RBNZ: Backward Kiwis more touchy on their currency - AmpGFX

It was another confusing RBNZ policy statement where they managed to upgrade their growth outlook, despite recent weaker activity indicators, and yet downgrade their inflation forecasts, and end up with no change in their rates outlook, according to Greg Gibbs,
Analyst at Amplifying Global FX Capital.

Key Quotes

“They see the higher exchange rate since May has dampening their inflation outlook.  And have come to see their fellow Kiwis as more backward-looking in their price setting behavior, further dampening the inflation outlook.  The RBNZ tried to emulate the RBA by sounding tougher on their exchange rate views, but it all gets a bit muddled, and Wheeler and gang don’t quite have the cache and charisma of RBA’s Governor Lowe and team, so it doesn’t come off.”

Rates outlook unchanged

The NZD has firmed since the RBNZ statement.  It is not exactly clear why; perhaps the market was looking for some downward revision to its rates forecasts?

Some media commentators had said that the NZD fell recently on speculation of lower rate forecasts. However, the RBNZ has and still has rates forecast to remain on hold for the next two years before a very gradual rise towards the end of their three-year forecast horizon.

These rate projections are low considering that rates at 1.75% are well below the RBNZ estimate of neutral of 3.5%, and the economy is expected to grow above potential from a zero output gap starting point.

There is not a case for them to project rate cuts, and little reason for the market to have thought this to be the case.

The main take away for the market is that the rates outlook is unchanged since the May policy statement.”

“Backward looking Kiwi’s

The RBNZ said their recent research suggests that price setting behavior in the economy is more backward looking than they had previously thought.  As such low inflation in recent years will tend to be more persistent. And the economy has to grow more significantly above trend to generate the desired higher inflation outcomes in the RBNZ’s three-year horizon.

The RBNZ said, “Low past inflation appears to be contributing to weak price-setting behaviour by businesses. This is creating a drag on current and future inflation. These weaker price-setting dynamics suggest a need for stronger capacity pressure than might otherwise be necessary to generate a given level of inflation.”

“The implication is that recent weak pricing dynamics are likely to act as a headwind to inflation over the forecast horizon, suggesting that the stance of monetary policy needs to be more accommodative than otherwise.”

“Higher GDP forecasts

The RBNZ have actually boosted their GDP forecasts since May.  This is kind of surprising considering some weaker than expected activity data since the beginning of the year.  However, the key underlying forces supporting growth remain intact, or have improved. (immigration, terms of trade, fiscal expansion, low interest rates). 

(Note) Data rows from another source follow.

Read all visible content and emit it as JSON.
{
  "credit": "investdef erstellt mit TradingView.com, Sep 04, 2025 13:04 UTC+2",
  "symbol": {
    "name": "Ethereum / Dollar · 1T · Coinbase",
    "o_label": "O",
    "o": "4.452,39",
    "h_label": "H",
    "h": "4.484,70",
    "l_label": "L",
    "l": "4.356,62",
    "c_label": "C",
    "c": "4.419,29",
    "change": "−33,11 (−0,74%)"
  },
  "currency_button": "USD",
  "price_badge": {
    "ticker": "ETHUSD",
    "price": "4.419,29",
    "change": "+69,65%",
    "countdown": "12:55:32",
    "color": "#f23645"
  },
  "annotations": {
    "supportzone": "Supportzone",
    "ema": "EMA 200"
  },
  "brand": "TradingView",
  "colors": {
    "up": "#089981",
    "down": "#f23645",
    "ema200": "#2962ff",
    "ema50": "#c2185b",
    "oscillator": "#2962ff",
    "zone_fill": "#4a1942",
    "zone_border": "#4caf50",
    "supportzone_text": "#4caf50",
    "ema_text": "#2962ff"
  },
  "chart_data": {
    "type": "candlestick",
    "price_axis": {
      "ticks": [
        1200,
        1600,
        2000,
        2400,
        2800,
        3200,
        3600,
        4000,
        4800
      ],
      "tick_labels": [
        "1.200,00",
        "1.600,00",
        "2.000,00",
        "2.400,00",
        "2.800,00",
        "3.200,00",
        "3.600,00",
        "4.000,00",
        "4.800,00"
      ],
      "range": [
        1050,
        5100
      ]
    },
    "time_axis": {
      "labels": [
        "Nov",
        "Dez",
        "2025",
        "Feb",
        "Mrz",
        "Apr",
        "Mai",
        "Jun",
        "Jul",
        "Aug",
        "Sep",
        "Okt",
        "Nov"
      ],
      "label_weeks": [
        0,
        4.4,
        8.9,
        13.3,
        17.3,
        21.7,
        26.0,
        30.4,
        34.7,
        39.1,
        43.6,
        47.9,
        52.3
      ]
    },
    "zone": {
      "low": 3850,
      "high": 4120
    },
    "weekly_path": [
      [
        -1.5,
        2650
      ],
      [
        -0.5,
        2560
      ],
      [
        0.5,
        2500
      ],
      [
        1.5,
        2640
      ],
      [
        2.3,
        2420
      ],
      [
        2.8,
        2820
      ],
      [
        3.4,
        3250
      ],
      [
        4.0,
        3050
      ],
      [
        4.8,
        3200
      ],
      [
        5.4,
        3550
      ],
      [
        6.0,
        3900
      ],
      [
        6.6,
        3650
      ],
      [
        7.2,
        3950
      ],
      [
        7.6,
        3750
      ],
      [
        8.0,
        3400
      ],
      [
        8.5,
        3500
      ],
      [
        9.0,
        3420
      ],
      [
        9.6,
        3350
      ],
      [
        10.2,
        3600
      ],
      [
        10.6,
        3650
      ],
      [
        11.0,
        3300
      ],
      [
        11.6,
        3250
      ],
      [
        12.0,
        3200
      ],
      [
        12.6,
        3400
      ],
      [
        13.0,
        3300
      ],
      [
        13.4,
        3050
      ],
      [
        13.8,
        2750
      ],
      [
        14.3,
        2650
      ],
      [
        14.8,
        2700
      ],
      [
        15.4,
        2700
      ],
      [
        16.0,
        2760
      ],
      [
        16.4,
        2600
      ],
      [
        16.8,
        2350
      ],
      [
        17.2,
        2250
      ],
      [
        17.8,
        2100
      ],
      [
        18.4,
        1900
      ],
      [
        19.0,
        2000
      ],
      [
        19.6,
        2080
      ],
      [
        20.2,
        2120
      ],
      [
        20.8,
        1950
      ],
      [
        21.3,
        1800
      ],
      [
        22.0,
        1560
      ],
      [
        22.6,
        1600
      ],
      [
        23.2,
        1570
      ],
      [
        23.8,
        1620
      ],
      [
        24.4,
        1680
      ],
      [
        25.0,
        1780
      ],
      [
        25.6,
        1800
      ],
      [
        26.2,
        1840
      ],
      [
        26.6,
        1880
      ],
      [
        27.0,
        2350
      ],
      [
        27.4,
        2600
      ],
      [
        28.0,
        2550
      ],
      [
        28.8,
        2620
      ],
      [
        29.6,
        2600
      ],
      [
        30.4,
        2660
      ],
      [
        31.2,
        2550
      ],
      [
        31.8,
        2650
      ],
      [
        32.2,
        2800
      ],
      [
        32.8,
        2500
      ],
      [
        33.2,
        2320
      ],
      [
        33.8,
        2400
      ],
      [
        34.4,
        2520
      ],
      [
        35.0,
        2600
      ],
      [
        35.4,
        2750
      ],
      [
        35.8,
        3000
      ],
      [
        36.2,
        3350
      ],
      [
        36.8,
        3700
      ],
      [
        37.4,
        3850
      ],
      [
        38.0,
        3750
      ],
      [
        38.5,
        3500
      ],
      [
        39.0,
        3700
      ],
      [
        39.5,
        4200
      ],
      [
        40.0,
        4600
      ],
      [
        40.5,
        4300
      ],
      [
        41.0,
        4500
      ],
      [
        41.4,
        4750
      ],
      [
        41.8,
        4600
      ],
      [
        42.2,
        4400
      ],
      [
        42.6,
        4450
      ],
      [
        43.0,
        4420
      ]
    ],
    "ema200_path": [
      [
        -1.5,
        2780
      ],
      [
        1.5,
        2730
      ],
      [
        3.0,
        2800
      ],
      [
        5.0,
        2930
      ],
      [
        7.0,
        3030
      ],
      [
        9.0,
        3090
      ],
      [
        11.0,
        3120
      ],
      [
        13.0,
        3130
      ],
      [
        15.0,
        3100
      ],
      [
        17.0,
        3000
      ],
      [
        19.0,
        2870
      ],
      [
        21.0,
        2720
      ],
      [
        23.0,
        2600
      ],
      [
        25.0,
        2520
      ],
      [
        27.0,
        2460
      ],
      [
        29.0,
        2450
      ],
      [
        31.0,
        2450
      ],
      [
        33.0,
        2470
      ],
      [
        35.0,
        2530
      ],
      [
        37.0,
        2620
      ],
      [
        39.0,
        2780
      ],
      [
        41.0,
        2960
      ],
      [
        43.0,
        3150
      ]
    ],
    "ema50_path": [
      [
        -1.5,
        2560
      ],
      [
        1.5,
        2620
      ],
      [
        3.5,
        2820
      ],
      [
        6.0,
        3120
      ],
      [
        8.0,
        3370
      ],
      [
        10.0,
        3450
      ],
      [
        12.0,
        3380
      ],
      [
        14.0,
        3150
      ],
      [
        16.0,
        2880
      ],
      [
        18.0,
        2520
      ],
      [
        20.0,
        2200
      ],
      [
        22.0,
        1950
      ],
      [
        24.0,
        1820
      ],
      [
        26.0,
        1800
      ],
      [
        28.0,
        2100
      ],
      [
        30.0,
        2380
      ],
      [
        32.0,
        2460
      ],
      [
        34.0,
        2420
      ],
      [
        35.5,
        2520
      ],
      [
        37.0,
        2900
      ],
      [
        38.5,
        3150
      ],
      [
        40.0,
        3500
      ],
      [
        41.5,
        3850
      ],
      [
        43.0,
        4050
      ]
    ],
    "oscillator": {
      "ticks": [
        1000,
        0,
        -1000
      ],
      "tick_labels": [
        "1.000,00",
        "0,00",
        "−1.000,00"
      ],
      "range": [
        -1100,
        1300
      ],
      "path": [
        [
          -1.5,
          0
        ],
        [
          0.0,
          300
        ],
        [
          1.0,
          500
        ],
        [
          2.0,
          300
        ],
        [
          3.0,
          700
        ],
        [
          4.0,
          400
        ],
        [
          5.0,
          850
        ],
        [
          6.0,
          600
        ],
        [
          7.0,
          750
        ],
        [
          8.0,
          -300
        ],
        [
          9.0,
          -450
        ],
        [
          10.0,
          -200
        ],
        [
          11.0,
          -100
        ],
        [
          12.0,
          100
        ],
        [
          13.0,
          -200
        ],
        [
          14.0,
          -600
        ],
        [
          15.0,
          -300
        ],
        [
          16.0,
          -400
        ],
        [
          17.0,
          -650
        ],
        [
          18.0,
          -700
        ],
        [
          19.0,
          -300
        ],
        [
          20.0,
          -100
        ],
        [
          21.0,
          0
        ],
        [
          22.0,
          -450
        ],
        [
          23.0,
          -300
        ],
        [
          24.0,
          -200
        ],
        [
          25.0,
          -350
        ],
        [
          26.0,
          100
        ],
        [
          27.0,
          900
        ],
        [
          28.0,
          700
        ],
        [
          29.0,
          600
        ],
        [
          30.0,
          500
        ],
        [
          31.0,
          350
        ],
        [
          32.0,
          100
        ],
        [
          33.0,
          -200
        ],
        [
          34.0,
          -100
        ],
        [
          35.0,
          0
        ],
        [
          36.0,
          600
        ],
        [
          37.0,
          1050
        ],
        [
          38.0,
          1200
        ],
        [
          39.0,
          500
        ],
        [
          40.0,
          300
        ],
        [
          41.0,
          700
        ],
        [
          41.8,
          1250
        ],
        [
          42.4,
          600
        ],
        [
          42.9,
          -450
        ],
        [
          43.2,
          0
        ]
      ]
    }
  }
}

As such, the RBNZ remains quite upbeat on growth despite recent weakness in GDP.  In fact, they argue that the recent weakness in growth will result in a bounce back in coming quarters.

However, due to the higher exchange rate and backward looking Kiwis, the higher growth outlook is not enough to lift the inflation outlook that in fact has been revised lower.”

No need to follow policy moves abroad

The RBNZ have kind of tried to emulate the RBA on their exchange rate and rates rhetoric.  In a similar vein to the RBA, the RBNZ said that less policy accommodation abroad will not be followed by the RBNZ.

They said, “Although central banks in some major advanced economies are starting to raise interest rates, or beginning to consider a gradual lessening of monetary stimulus, it remains appropriate for monetary policy in New Zealand to remain accommodative. With domestic inflationary pressure remaining subdued, the Official Cash Rate (OCR) is projected to remain low for a prolonged period.”